W końcu jesteśmy w LA i w końcu będę mogła porozmawiać z Zuzą. Razem z Margaret nie mogłyśmy się rozstać, więc postanowiła przyjechać z nami. Elyar musiał coś załatwić w LA, więc dołączy do nas pod wieczór. Podaliśmy mu adres Justina, bo tam miałyśmy spędzić cały dzień. Niestety okazało się, że po południu Zuza z Jusem jadą do Noego Jorku na spotkanie z jej ojcem. Podczas kiedy chłopacy byli na lotnisku i rozmawiali z fanami, ja i Mar pojechałyśmy na spotkanie z moją siostrą. Tak jak myślałam Zuza się zdziwiła, kiedy zobaczyła moją przyjaciółkę, ale przywitała ją z otwartymi ramionami. Tak jak się umówiłyśmy, pozbyliśmy się chłopaków i przeprowadziliśmy rozmowę na temat Justina i Nialla. Ta rozmowa nie należała do najłatwiejszych. Nie lubiłam Nialla za to, że skrzywdził Zuzę, ale uważałam, że każdy zasługuje na kolejną szansę. Nie znałam dobrze Justina, ale widziałam, że kocha moją siostrę i się nią zaopiekuje. Niestety Zuza będzie musiała sama podjąć decyzję. Dołączyli do nas Justin i chłopacy, więc postanowiliśmy porozmawiać na weselsze tematy.
Od już jakichś dwóch godzin Margaret próbowała się dodzwonić do Elyara żeby podać mu nowy adres, pod który ma przyjechać. Niestety za każdym razem odzywała się jego skrzynka głosowa.
- My musimy się już szykować do wylotu, ale jeżeli chcecie to możecie tu zostać.- Zaproponował Justin. - My najprawdopodobniej wrócimy dopiero jutro rano, więc macie cały dom dla siebie. Elyar łatwo was znajdzie no i nie musicie gnieździć się w tych hotelach.-
- Nie chcemy przeszkadzać.-
- Niby, komu macie przeszkadzać skoro sami tu będziecie?-
W taki o to sposób postanowiliśmy zostać. Zuza i Justin pojechali do Nowego Jorku a chłopacy pojechali na próbę a później mają koncert. Razem z Mar zostałyśmy w domu, dlatego że nie czułam się najlepiej.

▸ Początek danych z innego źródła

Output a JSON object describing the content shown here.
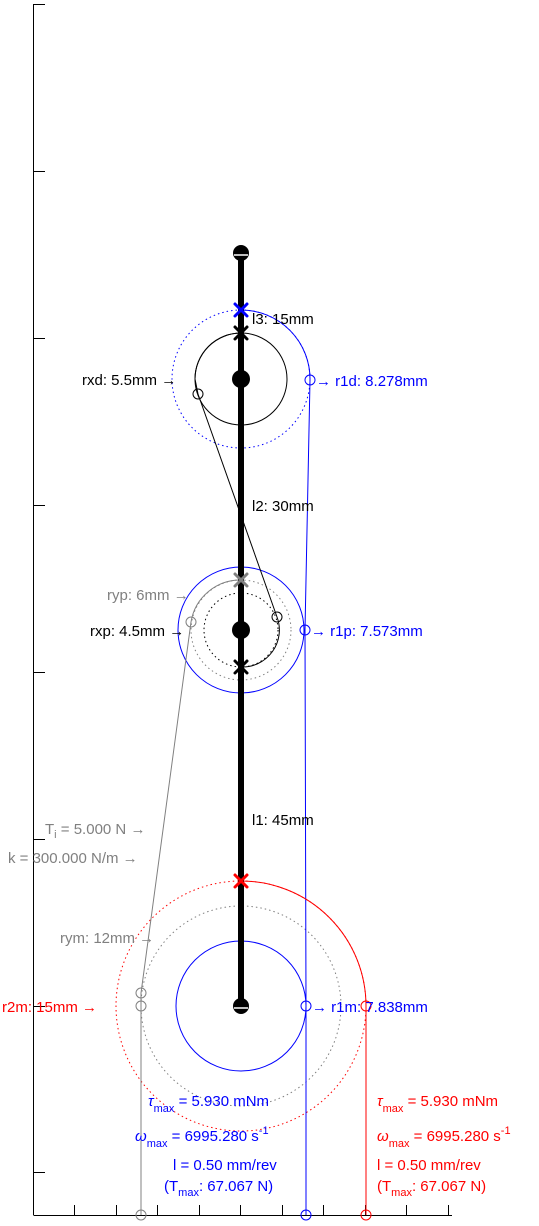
{
  "colors": {
    "black": "#000000",
    "blue": "#0000ff",
    "red": "#ff0000",
    "gray": "#808080"
  },
  "links": {
    "l1": "l1: 45mm",
    "l2": "l2: 30mm",
    "l3": "l3: 15mm"
  },
  "radii": {
    "rxd": "rxd: 5.5mm",
    "rxp": "rxp: 4.5mm",
    "ryp": "ryp: 6mm",
    "rym": "rym: 12mm",
    "r1d": "r1d: 8.278mm",
    "r1p": "r1p: 7.573mm",
    "r1m": "r1m: 7.838mm",
    "r2m": "r2m: 15mm"
  },
  "spring": {
    "ti_sym": "T",
    "ti_sub": "i",
    "ti_val": " = 5.000 N",
    "k": "k = 300.000 N/m"
  },
  "motor_blue": {
    "tau_sym": "τ",
    "tau_sub": "max",
    "tau_val": " = 5.930 mNm",
    "omega_sym": "ω",
    "omega_sub": "max",
    "omega_val": " = 6995.280 s",
    "omega_exp": "-1",
    "lead": "l = 0.50 mm/rev",
    "tmax_open": "(T",
    "tmax_sub": "max",
    "tmax_val": ": 67.067 N)"
  },
  "motor_red": {
    "tau_sym": "τ",
    "tau_sub": "max",
    "tau_val": " = 5.930 mNm",
    "omega_sym": "ω",
    "omega_sub": "max",
    "omega_val": " = 6995.280 s",
    "omega_exp": "-1",
    "lead": "l = 0.50 mm/rev",
    "tmax_open": "(T",
    "tmax_sub": "max",
    "tmax_val": ": 67.067 N)"
  },
  "arrow": "→"
}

Oczywiście Nath upierał się, że przełożą koncert na inny dzień i się mną zajmie, ale stanowczo mu odmówiłam. Tak, więc zostałyśmy same. Justin kazał nam czuć się jak u siebie, więc tak też zrobiliśmy. Zrobiłyśmy sobie popcorn i włączyłyśmy sobie film. Po bardzo długiej ''kłótni'' zdecydowałyśmy, że obejrzymy 'Szybko i wściekle'; była to moja ulubiona część. Podczas filmu oczywiście zadzwonił mój telefon i nie był to nikt inny jak Nathan z pytaniem jak się czuję. Jak mu powiedziałam, że dobrze to nie chciał mi uwierzyć i nalegał, że przyjedzie, chociaż na godzinę. Razem z Mar jakoś przemówiłyśmy mu do rozumu.
*
Film już dawno się skończył i teraz siedziałyśmy i rozmawiałyśmy. Nagle usłyszałyśmy pukanie do drzwi. Siedziałam bliżej o kilka centymetrów, więc to na mnie wypadło i musiałam wstać i otworzyć. Podeszłam do frontowych drzwi, pociągnęłam za klamkę i tego, kogo zobaczyłam byłby ostatnią osobą, którą bym podejrzewała, że się tu zjawi.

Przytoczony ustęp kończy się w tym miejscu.